Soccer-England fans enjoy their day in the sun at World Cup opener

DOHA (Reuters) - England fans at their first match mostly gave the Qatar World Cup a thumbs-up on Monday despite the ban on alcohol in the stadiums and continuing criticism from advocacy groups over human rights issues.

As supporters flocked in their tens of thousands to three matches across the country on the second day of the tournament, England were among the better supported nations.

"Well, we have only arrived today and so far so good, no issues," England fan Darren Barrett told Reuters.

"Getting to the ground is easy enough. Every different fan from around the world is here.
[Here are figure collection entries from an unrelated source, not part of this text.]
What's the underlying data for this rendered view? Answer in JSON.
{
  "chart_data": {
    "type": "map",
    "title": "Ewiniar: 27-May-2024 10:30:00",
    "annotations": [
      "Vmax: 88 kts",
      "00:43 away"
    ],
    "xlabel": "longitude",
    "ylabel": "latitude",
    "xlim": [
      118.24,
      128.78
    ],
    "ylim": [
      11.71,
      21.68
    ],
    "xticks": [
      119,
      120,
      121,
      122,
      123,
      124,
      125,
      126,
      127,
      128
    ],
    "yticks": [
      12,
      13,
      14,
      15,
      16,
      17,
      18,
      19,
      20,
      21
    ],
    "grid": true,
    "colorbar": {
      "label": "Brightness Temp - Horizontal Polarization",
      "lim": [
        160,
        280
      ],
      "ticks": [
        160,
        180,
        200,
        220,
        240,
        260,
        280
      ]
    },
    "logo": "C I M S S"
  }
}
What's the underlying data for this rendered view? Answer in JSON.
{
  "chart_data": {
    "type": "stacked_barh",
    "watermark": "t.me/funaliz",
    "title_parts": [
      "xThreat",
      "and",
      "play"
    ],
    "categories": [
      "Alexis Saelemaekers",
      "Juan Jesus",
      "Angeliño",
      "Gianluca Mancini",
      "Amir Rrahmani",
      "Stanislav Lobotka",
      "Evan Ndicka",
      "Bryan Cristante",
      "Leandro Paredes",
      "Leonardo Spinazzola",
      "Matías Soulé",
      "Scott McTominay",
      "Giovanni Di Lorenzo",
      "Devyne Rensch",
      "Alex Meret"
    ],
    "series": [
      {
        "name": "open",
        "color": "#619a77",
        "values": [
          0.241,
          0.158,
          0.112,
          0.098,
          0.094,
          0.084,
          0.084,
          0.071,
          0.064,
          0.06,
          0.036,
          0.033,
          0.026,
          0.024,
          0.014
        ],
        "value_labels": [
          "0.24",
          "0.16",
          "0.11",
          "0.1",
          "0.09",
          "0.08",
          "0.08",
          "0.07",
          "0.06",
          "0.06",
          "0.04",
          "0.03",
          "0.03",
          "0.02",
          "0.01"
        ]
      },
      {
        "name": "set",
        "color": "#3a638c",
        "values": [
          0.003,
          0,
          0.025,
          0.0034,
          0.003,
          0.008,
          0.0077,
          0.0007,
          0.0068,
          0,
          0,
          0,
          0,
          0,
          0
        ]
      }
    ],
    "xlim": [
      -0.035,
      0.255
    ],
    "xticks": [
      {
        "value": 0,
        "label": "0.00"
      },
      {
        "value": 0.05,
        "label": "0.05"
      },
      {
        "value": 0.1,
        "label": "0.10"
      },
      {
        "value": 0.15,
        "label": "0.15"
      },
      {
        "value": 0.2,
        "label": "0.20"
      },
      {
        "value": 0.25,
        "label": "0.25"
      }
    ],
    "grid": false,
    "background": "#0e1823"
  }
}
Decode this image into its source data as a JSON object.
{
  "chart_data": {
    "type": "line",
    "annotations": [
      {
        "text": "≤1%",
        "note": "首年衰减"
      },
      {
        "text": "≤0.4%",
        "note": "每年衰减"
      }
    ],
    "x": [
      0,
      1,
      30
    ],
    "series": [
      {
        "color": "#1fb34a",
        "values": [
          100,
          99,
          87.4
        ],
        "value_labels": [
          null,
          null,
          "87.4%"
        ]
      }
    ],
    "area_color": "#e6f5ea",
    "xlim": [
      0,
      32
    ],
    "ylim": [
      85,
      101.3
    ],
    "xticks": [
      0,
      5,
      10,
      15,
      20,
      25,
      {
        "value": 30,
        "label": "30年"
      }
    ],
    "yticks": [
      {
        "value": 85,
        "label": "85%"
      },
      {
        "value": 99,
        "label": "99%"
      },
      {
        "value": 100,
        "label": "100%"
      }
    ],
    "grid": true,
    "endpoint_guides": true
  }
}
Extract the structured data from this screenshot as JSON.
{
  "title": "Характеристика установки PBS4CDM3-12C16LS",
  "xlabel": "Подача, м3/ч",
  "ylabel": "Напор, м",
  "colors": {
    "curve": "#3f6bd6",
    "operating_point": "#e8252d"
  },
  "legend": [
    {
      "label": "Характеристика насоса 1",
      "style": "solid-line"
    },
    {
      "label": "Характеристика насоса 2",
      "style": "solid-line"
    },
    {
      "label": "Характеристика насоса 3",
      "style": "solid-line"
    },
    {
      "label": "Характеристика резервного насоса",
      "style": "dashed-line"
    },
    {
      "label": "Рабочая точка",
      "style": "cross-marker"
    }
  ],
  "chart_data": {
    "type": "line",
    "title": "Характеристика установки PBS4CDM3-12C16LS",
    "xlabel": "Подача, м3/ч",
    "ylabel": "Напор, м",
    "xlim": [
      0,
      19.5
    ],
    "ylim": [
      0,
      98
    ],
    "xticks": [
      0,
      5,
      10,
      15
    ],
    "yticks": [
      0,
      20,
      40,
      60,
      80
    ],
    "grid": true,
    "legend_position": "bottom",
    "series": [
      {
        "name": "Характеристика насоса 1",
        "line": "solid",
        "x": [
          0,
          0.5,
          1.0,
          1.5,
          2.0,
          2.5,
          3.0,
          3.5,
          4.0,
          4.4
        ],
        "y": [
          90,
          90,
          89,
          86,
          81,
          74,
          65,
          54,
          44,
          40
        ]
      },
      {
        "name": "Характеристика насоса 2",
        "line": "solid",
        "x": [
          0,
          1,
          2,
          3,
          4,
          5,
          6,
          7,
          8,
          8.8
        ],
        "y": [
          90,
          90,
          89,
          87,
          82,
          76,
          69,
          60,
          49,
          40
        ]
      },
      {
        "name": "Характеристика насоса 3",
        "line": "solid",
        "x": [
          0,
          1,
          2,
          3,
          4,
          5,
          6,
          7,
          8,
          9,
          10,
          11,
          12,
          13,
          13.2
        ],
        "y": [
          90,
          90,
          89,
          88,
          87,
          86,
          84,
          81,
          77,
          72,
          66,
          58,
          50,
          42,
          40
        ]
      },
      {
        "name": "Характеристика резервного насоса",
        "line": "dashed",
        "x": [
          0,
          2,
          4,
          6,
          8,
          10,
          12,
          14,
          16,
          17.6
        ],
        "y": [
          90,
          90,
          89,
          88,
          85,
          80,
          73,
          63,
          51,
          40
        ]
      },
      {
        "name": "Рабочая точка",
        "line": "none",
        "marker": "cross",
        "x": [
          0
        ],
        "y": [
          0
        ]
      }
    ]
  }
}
It is great to catch up with everybody and the sun is shining."

Issues with the automated ticketing machines caused a delay for some fans getting into the Khalifa International Stadium, where the sale of alcoholic beer was banned after a late U-turn by organisers.

Gerard Milano from Nottingham, who has been travelling to World Cups for more than four decades, said it was not an issue for him.

"I have been to 11 tournaments and I have never had a drink inside the ground," he said. "You can't have a drink inside the ground in England, it is illegal."

Some fans who had been in town a bit longer were less than impressed by the smallest nation ever to stage a World Cup, however.

"It has been boring," said Ben Shaw. "It is just rubbish. Nothing to do apart from watching these games. Yesterday I was so bored. I was bored. It's rubbish."

England fan Samuel Mott, who lives in Qatar, said he thought the criticism of the awarding of the tournament to the gas-rich nation were a little unfair.

"They want to grow as a country, they want to develop then had the opportunity to host a World Cup they took it," he said.

"They are not perfect but what do you expect from a country? They want to be ambitious. Are you saying a country like Qatar can't be ambitious?"

While England fans were enjoying the 6-2 rout of Iran, some Wales supporters were in the Claw Bar near Doha's main souk fuelling up for their country's first World Cup match since 1958.

The beer and spirits were flowing seven hours before the kickoff of the second Group B match against the United States.

"It's never too early," said Wales fan Stephen, who declined to give his full name.